Unintentional Ambiguity
Ambiguity can be effective in poetry and lies, but for good communication, you want to avoid it. Your reader ought to have no doubt about what you mean.
So here’s another way to be unintentionally ambiguous. Watch out for it.
Prepositional phrases normally come right after whatever they modify. This leads to ambiguity if you have two or more prepositional phrases in a row. Does the second phrase modify the first phrase, or do both phrases modify the same word? Sometimes you luck out and both ways make sense. Here’s an example:
“Mail the invoice on the day of shipment to the customer.”
We could decide that the sentence says to mail on the day etc—and mail it to the customer. But the sentence could also be referring to the day the item is shipped to the customer (as opposed to some other place, such as the local shipping terminal). Both ways mean about the same thing, though the emphasis is slightly different. Reversing the phrases is a little better:
“Mail the invoice to the customer on the day of shipment.”
The identity of the customer is not likely to depend on the day of shipment, so our mind makes the leap and attaches the day of shipment to mailing the invoice, even though it has to jump clear across the sentence to do so.
This is a trivial example, but misinterpreting two prepositional phrases in a row can lead to humorous or disastrous interpretations.

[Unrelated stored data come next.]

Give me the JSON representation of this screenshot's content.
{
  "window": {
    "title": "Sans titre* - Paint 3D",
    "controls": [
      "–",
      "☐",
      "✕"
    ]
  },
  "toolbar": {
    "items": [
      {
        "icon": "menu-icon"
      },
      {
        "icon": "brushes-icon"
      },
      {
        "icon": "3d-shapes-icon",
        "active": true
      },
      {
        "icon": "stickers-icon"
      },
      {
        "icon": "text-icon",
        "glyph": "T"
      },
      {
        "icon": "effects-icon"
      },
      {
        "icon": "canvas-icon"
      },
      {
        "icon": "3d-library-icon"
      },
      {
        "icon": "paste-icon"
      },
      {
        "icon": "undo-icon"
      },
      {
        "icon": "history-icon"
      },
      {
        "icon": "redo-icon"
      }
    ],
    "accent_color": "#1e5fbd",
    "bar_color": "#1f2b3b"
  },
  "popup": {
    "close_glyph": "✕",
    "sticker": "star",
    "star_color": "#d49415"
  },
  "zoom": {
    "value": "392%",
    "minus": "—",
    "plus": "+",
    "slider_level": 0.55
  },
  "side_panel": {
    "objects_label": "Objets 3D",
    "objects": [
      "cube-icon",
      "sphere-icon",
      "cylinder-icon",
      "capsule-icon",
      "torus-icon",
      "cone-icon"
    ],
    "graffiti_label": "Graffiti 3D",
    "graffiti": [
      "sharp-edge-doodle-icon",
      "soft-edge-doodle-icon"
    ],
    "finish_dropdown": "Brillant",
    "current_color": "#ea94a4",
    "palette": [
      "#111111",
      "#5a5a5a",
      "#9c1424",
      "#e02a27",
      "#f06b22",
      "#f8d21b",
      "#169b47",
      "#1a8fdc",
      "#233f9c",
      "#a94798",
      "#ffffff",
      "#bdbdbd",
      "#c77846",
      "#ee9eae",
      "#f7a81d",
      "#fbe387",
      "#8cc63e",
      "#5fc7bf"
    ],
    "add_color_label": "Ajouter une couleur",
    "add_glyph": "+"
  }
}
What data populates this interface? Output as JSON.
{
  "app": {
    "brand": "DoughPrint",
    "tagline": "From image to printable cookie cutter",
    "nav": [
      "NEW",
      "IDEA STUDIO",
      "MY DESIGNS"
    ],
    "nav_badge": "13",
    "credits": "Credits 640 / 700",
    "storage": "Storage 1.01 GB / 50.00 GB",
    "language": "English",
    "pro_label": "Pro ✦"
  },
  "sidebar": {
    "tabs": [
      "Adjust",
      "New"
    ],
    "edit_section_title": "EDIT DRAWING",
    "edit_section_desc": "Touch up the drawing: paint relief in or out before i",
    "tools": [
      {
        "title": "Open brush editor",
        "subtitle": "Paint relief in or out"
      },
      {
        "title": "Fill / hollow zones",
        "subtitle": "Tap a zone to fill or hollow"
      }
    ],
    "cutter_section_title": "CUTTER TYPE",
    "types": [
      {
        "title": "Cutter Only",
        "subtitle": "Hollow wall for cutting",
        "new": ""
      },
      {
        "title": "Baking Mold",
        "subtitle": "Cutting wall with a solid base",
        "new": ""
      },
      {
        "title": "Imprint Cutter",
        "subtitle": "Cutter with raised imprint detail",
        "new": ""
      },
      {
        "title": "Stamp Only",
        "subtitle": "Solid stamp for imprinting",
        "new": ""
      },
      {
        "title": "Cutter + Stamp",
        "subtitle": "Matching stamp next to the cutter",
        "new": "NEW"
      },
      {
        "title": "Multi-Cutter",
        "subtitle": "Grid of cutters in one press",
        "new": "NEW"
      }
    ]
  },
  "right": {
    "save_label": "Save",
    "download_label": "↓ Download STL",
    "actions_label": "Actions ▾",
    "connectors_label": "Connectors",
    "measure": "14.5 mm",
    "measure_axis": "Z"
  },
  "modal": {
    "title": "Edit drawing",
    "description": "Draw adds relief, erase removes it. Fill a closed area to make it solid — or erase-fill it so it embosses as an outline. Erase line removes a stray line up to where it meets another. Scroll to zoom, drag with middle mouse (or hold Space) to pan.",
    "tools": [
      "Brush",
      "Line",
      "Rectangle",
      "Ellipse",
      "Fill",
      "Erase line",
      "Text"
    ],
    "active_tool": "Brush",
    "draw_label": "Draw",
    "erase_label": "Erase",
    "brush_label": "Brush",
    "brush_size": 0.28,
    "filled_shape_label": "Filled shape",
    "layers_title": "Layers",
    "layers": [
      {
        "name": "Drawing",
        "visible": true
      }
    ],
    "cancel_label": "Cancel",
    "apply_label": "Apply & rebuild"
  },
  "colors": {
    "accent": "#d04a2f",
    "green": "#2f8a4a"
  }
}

Humorous: “Two Sisters Reunited After 18 Years at Checkout Counter.” The grammar is fine, isn’t it? Try this: “Sisters separated for 18 years are reunited at a checkout counter.” No longer funny, but not ambiguous, either.
Can you come up with a serious misunderstanding? Share.
Your come-on suggests all lies are deliberate (and so, I suppose, conscious, intentional, etc.).
What of self-deception, otherwise known as denial, as in “Denial ain’t just a river in Egypt, boy!”